Veterano di una guerra che diventa impopolare alla vigilia dell’indipendenza d’Algeria, sull’onda delle frequenti coproduzioni italofrancesi degli anni ’60, capisce che è meglio cambiare aria. Vittorio Caprioli e Franca Valeri, che ha incontrato a teatro e che ne hanno intuito carisma e talento, seppure entrambi ancora acerbi sul grande schermo, lo aiutano ad affermarsi in Italia.
Arriva Leoni al sole (1961), sfruttando la sua seconda dote, anzi quella naturale, che ha imparato semplicemente esistendo: maniere perfette, portamento aristocratico, aria naturale da gentiluomo. Cinecittà lo adotta. “Da quel momento in poi – ha raccontato – il cinema francese mi ha dimenticato, ma in compenso sono stato adottato da quello italiano che mi ha trattato come un figlio. Però non ho mai fatto veramente parte del vostro cinema, mi sono sempre sentito un dilettante, nonostante una quantità di ruoli e tante esperienze con i maestri migliori”. Dall’avventuroso Riccardo Freda all’impegnato Giancarlo De Bosio, dall’amico Gianni Puccini (quasi un pigmalione) al popolare Luigi Zampa, trova sempre un ruolo adatto, spesso come “villain” crudele e freddo. Poi il colpo di fortuna nel 1965 con Sette uomini d’oro di Marco Vicario.
Nel ruolo del cervello di una banda di rapinatori, a fianco della bellissima Rossana Podestà e di Gastone Moschin, fa del film il campione d’incassi dell’anno che frutterà anche un sequel. Diventa il suo passaporto per un mestiere che non gli assomiglia ma che lo renderà invece una figura doppia e ricorrente nel cinema italiano: gentiluomo raffinato da una parte, antagonista spietato e crudele dall’altro.
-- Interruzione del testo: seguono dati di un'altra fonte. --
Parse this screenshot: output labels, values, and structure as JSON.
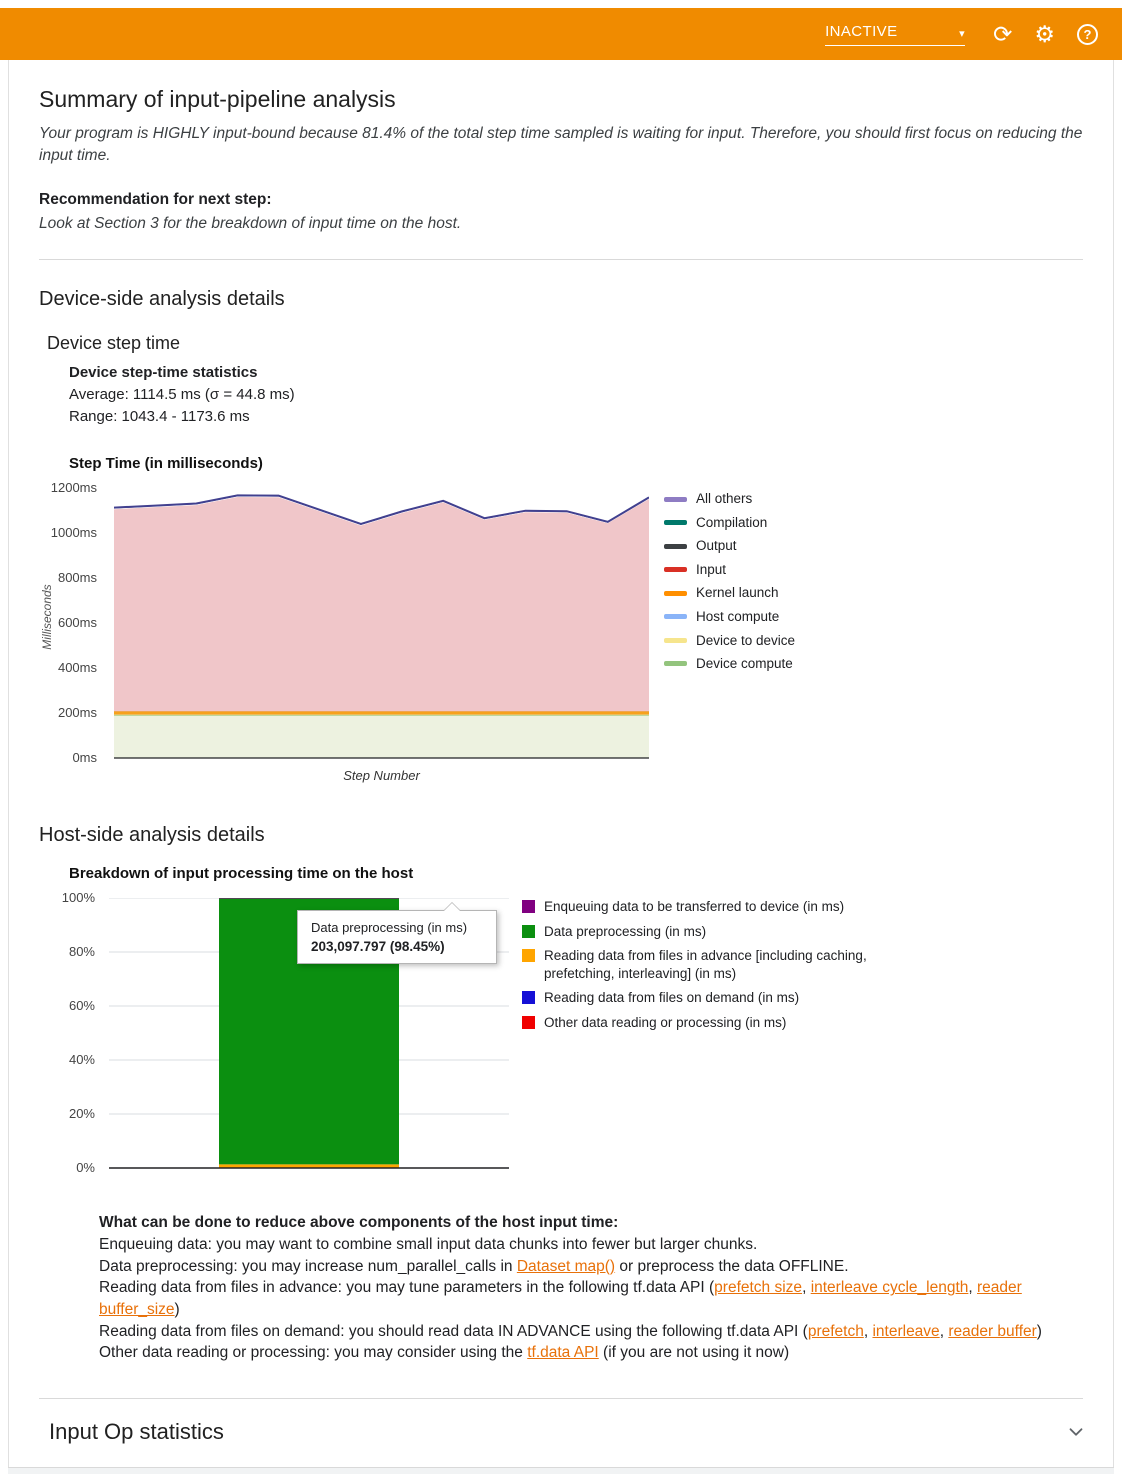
{
  "colors": {
    "header_bg": "#f08b00",
    "link": "#e8710a",
    "divider": "#d9d9d9"
  },
  "header": {
    "status_label": "INACTIVE"
  },
  "summary": {
    "title": "Summary of input-pipeline analysis",
    "conclusion": "Your program is HIGHLY input-bound because 81.4% of the total step time sampled is waiting for input. Therefore, you should first focus on reducing the input time.",
    "recommendation_label": "Recommendation for next step:",
    "recommendation_text": "Look at Section 3 for the breakdown of input time on the host."
  },
  "device_section": {
    "title": "Device-side analysis details",
    "subtitle": "Device step time",
    "stats_heading": "Device step-time statistics",
    "average_line": "Average: 1114.5 ms (σ = 44.8 ms)",
    "range_line": "Range: 1043.4 - 1173.6 ms",
    "chart_heading": "Step Time (in milliseconds)"
  },
  "host_section": {
    "title": "Host-side analysis details",
    "chart_heading": "Breakdown of input processing time on the host"
  },
  "advice": {
    "title": "What can be done to reduce above components of the host input time:",
    "lines": [
      [
        {
          "t": "Enqueuing data: you may want to combine small input data chunks into fewer but larger chunks."
        }
      ],
      [
        {
          "t": "Data preprocessing: you may increase num_parallel_calls in "
        },
        {
          "t": "Dataset map()",
          "link": true
        },
        {
          "t": " or preprocess the data OFFLINE."
        }
      ],
      [
        {
          "t": "Reading data from files in advance: you may tune parameters in the following tf.data API ("
        },
        {
          "t": "prefetch size",
          "link": true
        },
        {
          "t": ", "
        },
        {
          "t": "interleave cycle_length",
          "link": true
        },
        {
          "t": ", "
        },
        {
          "t": "reader buffer_size",
          "link": true
        },
        {
          "t": ")"
        }
      ],
      [
        {
          "t": "Reading data from files on demand: you should read data IN ADVANCE using the following tf.data API ("
        },
        {
          "t": "prefetch",
          "link": true
        },
        {
          "t": ", "
        },
        {
          "t": "interleave",
          "link": true
        },
        {
          "t": ", "
        },
        {
          "t": "reader buffer",
          "link": true
        },
        {
          "t": ")"
        }
      ],
      [
        {
          "t": "Other data reading or processing: you may consider using the "
        },
        {
          "t": "tf.data API",
          "link": true
        },
        {
          "t": " (if you are not using it now)"
        }
      ]
    ]
  },
  "input_op": {
    "title": "Input Op statistics"
  },
  "chart_data": [
    {
      "type": "area",
      "title": "Step Time (in milliseconds)",
      "xlabel": "Step Number",
      "ylabel": "Milliseconds",
      "ylim": [
        0,
        1200
      ],
      "yticks": [
        "0ms",
        "200ms",
        "400ms",
        "600ms",
        "800ms",
        "1000ms",
        "1200ms"
      ],
      "total_step_time_ms": [
        1113,
        1122,
        1131,
        1167,
        1166,
        1103,
        1040,
        1096,
        1143,
        1066,
        1099,
        1097,
        1050,
        1158
      ],
      "series": [
        {
          "name": "Device compute",
          "fill": "#edf2e0",
          "line": "#b7d38f",
          "lw": 1.2,
          "values": [
            190,
            190,
            190,
            190,
            190,
            190,
            190,
            190,
            190,
            190,
            190,
            190,
            190,
            190
          ]
        },
        {
          "name": "Device to device",
          "fill": null,
          "line": null,
          "values": [
            1,
            1,
            1,
            1,
            1,
            1,
            1,
            1,
            1,
            1,
            1,
            1,
            1,
            1
          ]
        },
        {
          "name": "Host compute",
          "fill": null,
          "line": null,
          "values": [
            2,
            2,
            2,
            2,
            2,
            2,
            2,
            2,
            2,
            2,
            2,
            2,
            2,
            2
          ]
        },
        {
          "name": "Kernel launch",
          "fill": "#f6a21d",
          "line": "#ef8f00",
          "lw": 1,
          "values": [
            14,
            14,
            14,
            14,
            14,
            14,
            14,
            14,
            14,
            14,
            14,
            14,
            14,
            14
          ]
        },
        {
          "name": "Input",
          "fill": "#f0c6c9",
          "line": null,
          "values": [
            899,
            908,
            917,
            953,
            952,
            889,
            826,
            882,
            929,
            852,
            885,
            883,
            836,
            944
          ]
        },
        {
          "name": "Output",
          "fill": null,
          "line": null,
          "values": [
            2,
            2,
            2,
            2,
            2,
            2,
            2,
            2,
            2,
            2,
            2,
            2,
            2,
            2
          ]
        },
        {
          "name": "Compilation",
          "fill": null,
          "line": null,
          "values": [
            1,
            1,
            1,
            1,
            1,
            1,
            1,
            1,
            1,
            1,
            1,
            1,
            1,
            1
          ]
        },
        {
          "name": "All others",
          "fill": "#41408f",
          "line": "#41408f",
          "lw": 2,
          "values": [
            4,
            4,
            4,
            4,
            4,
            4,
            4,
            4,
            4,
            4,
            4,
            4,
            4,
            4
          ]
        }
      ],
      "legend": [
        {
          "label": "All others",
          "color": "#8e7cc3"
        },
        {
          "label": "Compilation",
          "color": "#00796b"
        },
        {
          "label": "Output",
          "color": "#3c4043"
        },
        {
          "label": "Input",
          "color": "#d93025"
        },
        {
          "label": "Kernel launch",
          "color": "#ff8f00"
        },
        {
          "label": "Host compute",
          "color": "#8ab4f8"
        },
        {
          "label": "Device to device",
          "color": "#f6e58d"
        },
        {
          "label": "Device compute",
          "color": "#93c47d"
        }
      ]
    },
    {
      "type": "bar",
      "stacked_percent": true,
      "title": "Breakdown of input processing time on the host",
      "yticks": [
        "0%",
        "20%",
        "40%",
        "60%",
        "80%",
        "100%"
      ],
      "series": [
        {
          "name": "Enqueuing data to be transferred to device (in ms)",
          "color": "#800080",
          "percent": 0.2
        },
        {
          "name": "Data preprocessing (in ms)",
          "color": "#0b8f10",
          "percent": 98.45,
          "value_ms": "203,097.797"
        },
        {
          "name": "Reading data from files in advance [including caching, prefetching, interleaving] (in ms)",
          "color": "#ffa500",
          "percent": 1.25
        },
        {
          "name": "Reading data from files on demand (in ms)",
          "color": "#1510d6",
          "percent": 0.05
        },
        {
          "name": "Other data reading or processing (in ms)",
          "color": "#f00000",
          "percent": 0.05
        }
      ],
      "tooltip": {
        "title": "Data preprocessing (in ms)",
        "value": "203,097.797 (98.45%)"
      }
    }
  ]
}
Altra cosa sarà per lui la televisione, strumento di consenso popolare che gli offre nel 1971 la seconda svolta nella carriera: lo convoca Renato Castellani e gli cuce addosso i panni di Leonardo da Vinci nello sceneggiato omonimo. Il suo temperamento si ricongiunse alla fine, 5 anni dopo, con la professione: nei panni del flemmatico portoghese Yanes de Gomera nel Sandokan di Sergio Sollima divenne una vera star e scolpì un’incarnazione salgariana indimenticabile, amata da 30 milioni di spettatori a puntata.
Benché si fosse misurato con il teatro, benché avesse recitato anche per Godard, Comencini, Luigi Magni, Jacques Deray, Dario Argento, Luc Besson, benché avesse vestito da protagonista i panni di preti (Ignazio de Loyola in State buoni se potete), ufficiali (R.A.S. di Yves Boisset), ex-nazisti (Portiere di notte di Liliana Cavani), fu proprio la tv a offrirgli i ruoli migliori.
Giusto ricordarlo almeno in Quo vadis?, Il generale, Elisa di Rivombrosa, L’ispettore Coliandro e perfino I Cesaroni. Ma la sua vera vita era sempre più spesso fuori dal set: passati i 50 abbraccia finalmente la passione per il paracadutismo e verrà ricordato per gli oltre 2000 lanci fin dopo gli 80 anni. Ancora nel 2011 fece l’osservatore in Afghanistan nel contingente italiano: “Parà fra i parà” come ricordava con divertito orgoglio.
Negli ultimi anni si era ritirato quasi a vita privata scrivendo poesie, dipingendo, disegnando i suoi mobili. “Ho costruito con le mie mani cinque case. Nell’ultima – ricordava a 90 anni – un borgo incantato sulla via Cassia in cui ho vissuto con mia moglie Silvia (figlia di Enzo Tortora, madre di due figli amatissimi, scomparsa nel 2022) e con la mia famiglia, non c’è un pezzo di plastica, ma tutti mobili e oggetti in legno che ho lavorato, pezzo a pezzo. Come la mia vita”.